I think of that night often. It wasn’t over.
I reclaim my hand, and am reaching for the ultrasound, to check on her daughters, still clinging to life within her, when she is overwhelmed by a contraction so powerful she folds herself in half. She grips my fingers, whispering a prayer, “no. No. No. No.” She crosses her legs in denial, willing her body to submit to her heart. It takes another twenty minutes, and both her daughters are born, stillborn. The room is oppressed by grief.
It matters then, that she is resettled. Eight months later, I deliver their son, eleven weeks premature, by emergency caesarean section. Her pregnancy was complicated by severe pre-eclampsia that threatened her life, and his. He would spend twelve weeks in the neonatal intensive care unit before going home.

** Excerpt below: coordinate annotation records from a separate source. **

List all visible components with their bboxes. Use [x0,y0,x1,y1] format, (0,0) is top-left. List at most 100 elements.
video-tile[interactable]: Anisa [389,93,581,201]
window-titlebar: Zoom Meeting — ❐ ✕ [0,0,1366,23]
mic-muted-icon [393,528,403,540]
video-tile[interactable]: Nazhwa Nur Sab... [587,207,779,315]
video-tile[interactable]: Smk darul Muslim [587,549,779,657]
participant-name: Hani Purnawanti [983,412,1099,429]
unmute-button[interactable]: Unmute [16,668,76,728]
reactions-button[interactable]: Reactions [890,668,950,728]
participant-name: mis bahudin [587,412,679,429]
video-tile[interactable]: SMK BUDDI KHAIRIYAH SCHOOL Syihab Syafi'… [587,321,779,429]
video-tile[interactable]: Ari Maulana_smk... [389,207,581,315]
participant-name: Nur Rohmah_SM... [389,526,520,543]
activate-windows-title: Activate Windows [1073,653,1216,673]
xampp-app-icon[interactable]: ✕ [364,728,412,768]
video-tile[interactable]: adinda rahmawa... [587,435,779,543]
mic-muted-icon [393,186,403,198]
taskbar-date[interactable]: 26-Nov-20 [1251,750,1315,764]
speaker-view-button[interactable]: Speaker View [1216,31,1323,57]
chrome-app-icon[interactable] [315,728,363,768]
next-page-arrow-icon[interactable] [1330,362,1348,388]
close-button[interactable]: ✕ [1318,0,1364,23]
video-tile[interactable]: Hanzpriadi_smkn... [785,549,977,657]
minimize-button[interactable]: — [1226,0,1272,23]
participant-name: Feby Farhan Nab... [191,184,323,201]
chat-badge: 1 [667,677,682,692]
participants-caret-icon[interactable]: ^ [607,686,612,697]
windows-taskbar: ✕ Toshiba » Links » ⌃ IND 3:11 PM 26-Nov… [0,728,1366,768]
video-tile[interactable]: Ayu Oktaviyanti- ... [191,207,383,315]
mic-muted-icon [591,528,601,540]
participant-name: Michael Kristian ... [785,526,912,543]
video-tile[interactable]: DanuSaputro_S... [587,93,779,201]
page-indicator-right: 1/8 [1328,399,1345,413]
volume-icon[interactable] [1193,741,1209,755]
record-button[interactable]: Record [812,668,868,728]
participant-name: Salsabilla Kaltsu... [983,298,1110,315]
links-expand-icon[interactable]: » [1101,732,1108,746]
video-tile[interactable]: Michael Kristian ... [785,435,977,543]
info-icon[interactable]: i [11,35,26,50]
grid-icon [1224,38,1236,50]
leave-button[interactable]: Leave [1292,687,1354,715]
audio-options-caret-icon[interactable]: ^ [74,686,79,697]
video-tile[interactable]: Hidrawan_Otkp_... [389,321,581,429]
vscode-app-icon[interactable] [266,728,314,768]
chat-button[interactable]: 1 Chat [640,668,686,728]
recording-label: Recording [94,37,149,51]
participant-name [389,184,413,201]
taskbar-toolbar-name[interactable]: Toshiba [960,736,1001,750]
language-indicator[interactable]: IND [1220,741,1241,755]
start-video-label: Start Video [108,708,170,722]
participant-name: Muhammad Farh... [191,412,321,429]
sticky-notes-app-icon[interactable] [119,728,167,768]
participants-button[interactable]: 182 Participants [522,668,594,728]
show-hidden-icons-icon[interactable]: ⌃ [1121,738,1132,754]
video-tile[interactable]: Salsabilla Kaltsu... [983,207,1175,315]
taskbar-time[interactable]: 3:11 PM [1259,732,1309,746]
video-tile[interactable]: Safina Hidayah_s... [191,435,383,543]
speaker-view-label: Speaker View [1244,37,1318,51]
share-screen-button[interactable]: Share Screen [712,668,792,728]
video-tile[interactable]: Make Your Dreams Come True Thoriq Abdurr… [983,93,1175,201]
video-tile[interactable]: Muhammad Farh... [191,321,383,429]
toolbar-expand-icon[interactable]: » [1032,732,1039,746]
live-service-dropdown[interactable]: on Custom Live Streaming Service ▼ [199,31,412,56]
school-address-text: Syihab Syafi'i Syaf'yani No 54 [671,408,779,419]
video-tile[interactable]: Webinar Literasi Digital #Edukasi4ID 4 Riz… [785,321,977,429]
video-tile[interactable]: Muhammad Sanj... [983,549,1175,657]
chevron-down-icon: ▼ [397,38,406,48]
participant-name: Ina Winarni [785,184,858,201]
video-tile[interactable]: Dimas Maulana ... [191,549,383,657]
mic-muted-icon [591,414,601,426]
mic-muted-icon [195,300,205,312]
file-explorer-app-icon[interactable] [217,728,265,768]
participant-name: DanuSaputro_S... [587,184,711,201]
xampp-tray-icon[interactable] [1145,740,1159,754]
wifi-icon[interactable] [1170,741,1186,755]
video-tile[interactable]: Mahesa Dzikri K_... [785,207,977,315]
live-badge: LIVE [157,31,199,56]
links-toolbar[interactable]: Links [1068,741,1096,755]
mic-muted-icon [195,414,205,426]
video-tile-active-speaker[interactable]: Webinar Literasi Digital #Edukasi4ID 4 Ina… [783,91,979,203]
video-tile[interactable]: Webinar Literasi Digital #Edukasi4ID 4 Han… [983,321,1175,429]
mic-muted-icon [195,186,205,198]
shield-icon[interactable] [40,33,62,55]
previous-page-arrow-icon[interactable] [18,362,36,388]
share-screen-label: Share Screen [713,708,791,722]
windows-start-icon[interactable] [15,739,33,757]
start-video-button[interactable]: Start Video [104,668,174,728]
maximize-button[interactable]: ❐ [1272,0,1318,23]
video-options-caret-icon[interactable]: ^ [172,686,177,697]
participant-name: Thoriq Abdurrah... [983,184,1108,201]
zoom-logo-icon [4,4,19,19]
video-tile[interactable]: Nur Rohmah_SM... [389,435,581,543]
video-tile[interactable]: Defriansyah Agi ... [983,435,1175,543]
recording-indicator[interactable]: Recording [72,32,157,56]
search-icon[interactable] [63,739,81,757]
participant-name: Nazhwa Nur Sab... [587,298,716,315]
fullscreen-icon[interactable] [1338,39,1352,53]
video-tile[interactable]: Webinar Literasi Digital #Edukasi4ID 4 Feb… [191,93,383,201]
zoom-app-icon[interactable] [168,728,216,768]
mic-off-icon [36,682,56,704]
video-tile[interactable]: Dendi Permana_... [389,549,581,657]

I am struck by the unquestionable fact that had she not made it to Australia, had she remained internally displaced in Sudan, or waiting, still, in a refugee camp, this pregnancy would be the one that killed her.
Pregnancy kills, and it doesn’t do so indiscriminately. Mothers live, and die, according to which side of the “right” border they find themselves on.
“But then Claire got pregnant again, and that made her desperate to try to return to home, to see if our parents were still alive… But by the time we arrived — three years after we left, Claire by this point five months pregnant — the war had destroyed Congo. It was toppled and covered in ash, like a child had kicked over and burned a building-block town. Rob’s family huddled in their house, starving, living on sweet potato leaves… Claire did go to the hospital to give birth to Frederick, but even that building was bombed a few hours after he was born, so Claire wrapped him in a blanket and ran back to Rob’s uncle’s house, where she joined us under the bed. With no food Claire’s milk dried up within a week.”